Cyclone Béjisa, inondations en Bretagne : un point sur le régime de l’état de catastrophe naturelle

A l’heure où l’Île de la Réunion et la Région Bretagne constatent petit à petit les dégâts provoqués par le cyclone Béjisa pour l’une et par les crues pour l’autre, les sinistrés demandent à ce que soit reconnu l’état de catastrophe naturelle.

L’état de catastrophe naturelle est un régime juridique qui va permettre d’activer un mécanisme assurantiel pour l’indemnisation des victimes. Ce régime d’indemnisation existe en France depuis 1982. Auparavant, le régime juridique pour les catastrophes naturelles ne concernaient que quelques personnes intéressées, ce système n’était donc pas généralisé à l’ensemble de la population, seules les personnes qui avaient souscrites une assurance spécifique en bénéficiait. Le risque que représentait les catastrophes naturelles sur les biens et les personnes était donc assuré de manière minimale ; les sinistrés ne pouvaient compter que sur des aides publiques comme le Fonds de secours aux victimes de sinistres et calamités ou le Fonds national de garantie des calamités agricoles pour les pertes de biens uniquement agricoles. Cependant, les risques couverts ne correspondaient pas au montant réel des dommages subis.

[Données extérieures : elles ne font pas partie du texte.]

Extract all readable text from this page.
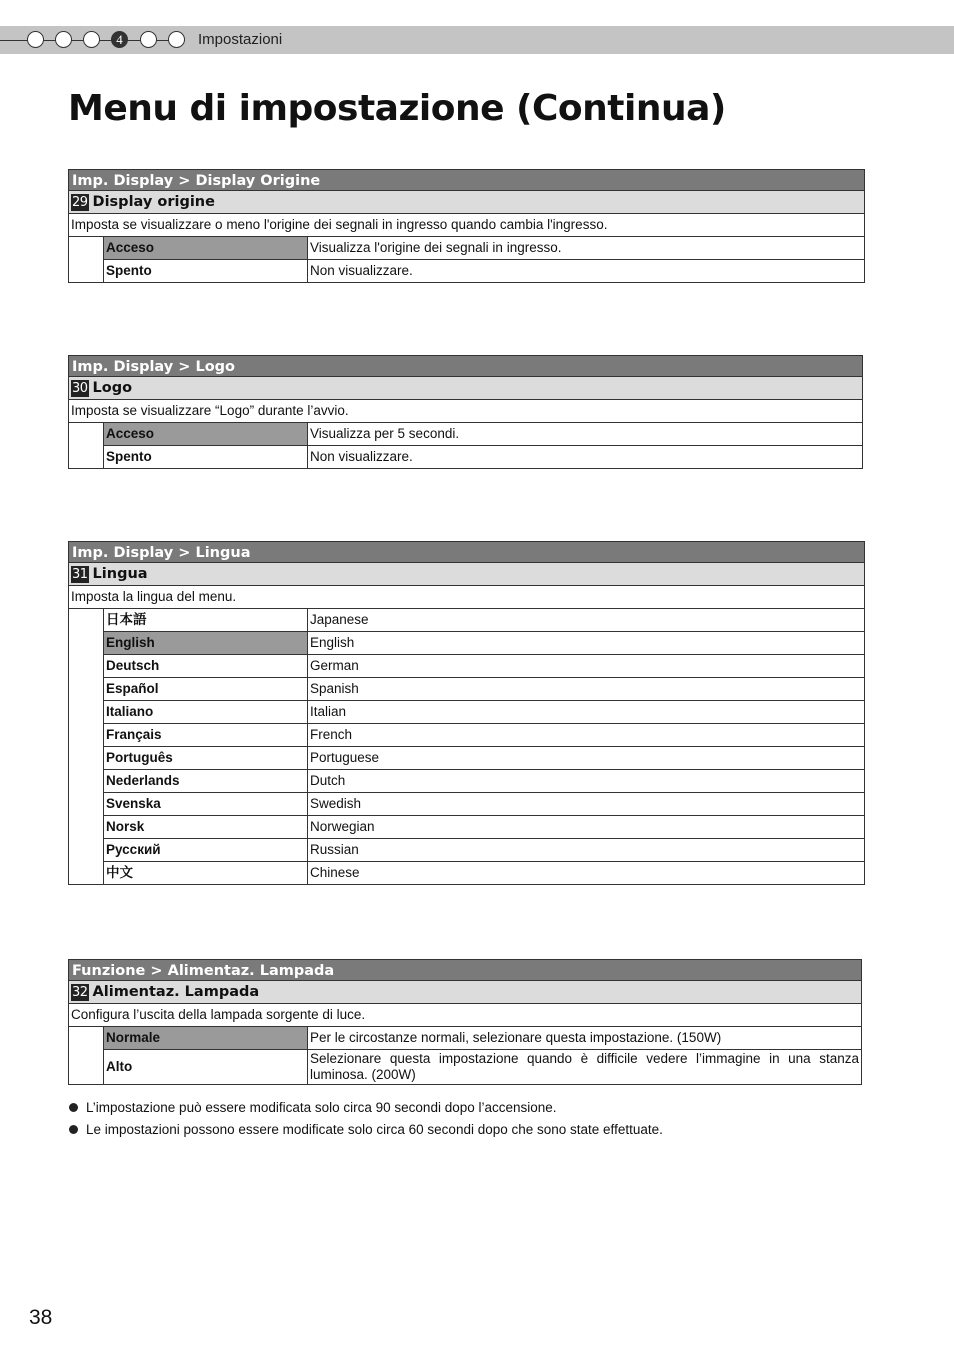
4	Impostazioni
Menu di impostazione (Continua)
Imp. Display > Display Origine
29 Display origine
Imposta se visualizzare o meno l'origine dei segnali in ingresso quando cambia l'ingresso.
Acceso	Visualizza l'origine dei segnali in ingresso.
Spento	Non visualizzare.
Imp. Display > Logo
30 Logo
Imposta se visualizzare “Logo” durante l’avvio.
Acceso	Visualizza per 5 secondi.
Spento	Non visualizzare.
Imp. Display > Lingua
31 Lingua
Imposta la lingua del menu.
日本語	Japanese
English	English
Deutsch	German
Español	Spanish
Italiano	Italian
Français	French
Português	Portuguese
Nederlands	Dutch
Svenska	Swedish
Norsk	Norwegian
Русский	Russian
中文	Chinese
Funzione > Alimentaz. Lampada
32 Alimentaz. Lampada
Configura l’uscita della lampada sorgente di luce.
Normale	Per le circostanze normali, selezionare questa impostazione. (150W)
Alto	Selezionare questa impostazione quando è difficile vedere l’immagine in una stanza luminosa. (200W)
L’impostazione può essere modificata solo circa 90 secondi dopo l’accensione.
Le impostazioni possono essere modificate solo circa 60 secondi dopo che sono state effettuate.
38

En matière d’environnement, c’est souvent la survenance d’un risque qui marque les consciences, et a fortiori les dégâts qu’il provoque qui va faire intervenir le législateur. Fin 1981, on assiste à d’importantes inondations dans le Sud-Est de la France, les parlementaires déposent une proposition de loi. Cette proposition de loi a donné naissance à la loi du 13 juillet 1982 dite Loi Tazzieff codifiée aujourd’hui dans le Code des assurances aux articles L. 125-1 à L. 125-6. Ce régime d’indemnisation est appelé dispositif CATNAT’82. 

Le recours au régime CATNAT est possible dans un certain nombres de cas. A ce titre peuvent faire l’objet d’une indemnisation au titre de ce régime : les inondations, les coulées de boues, les avalanches, les effets du vents, les raz-de-marée.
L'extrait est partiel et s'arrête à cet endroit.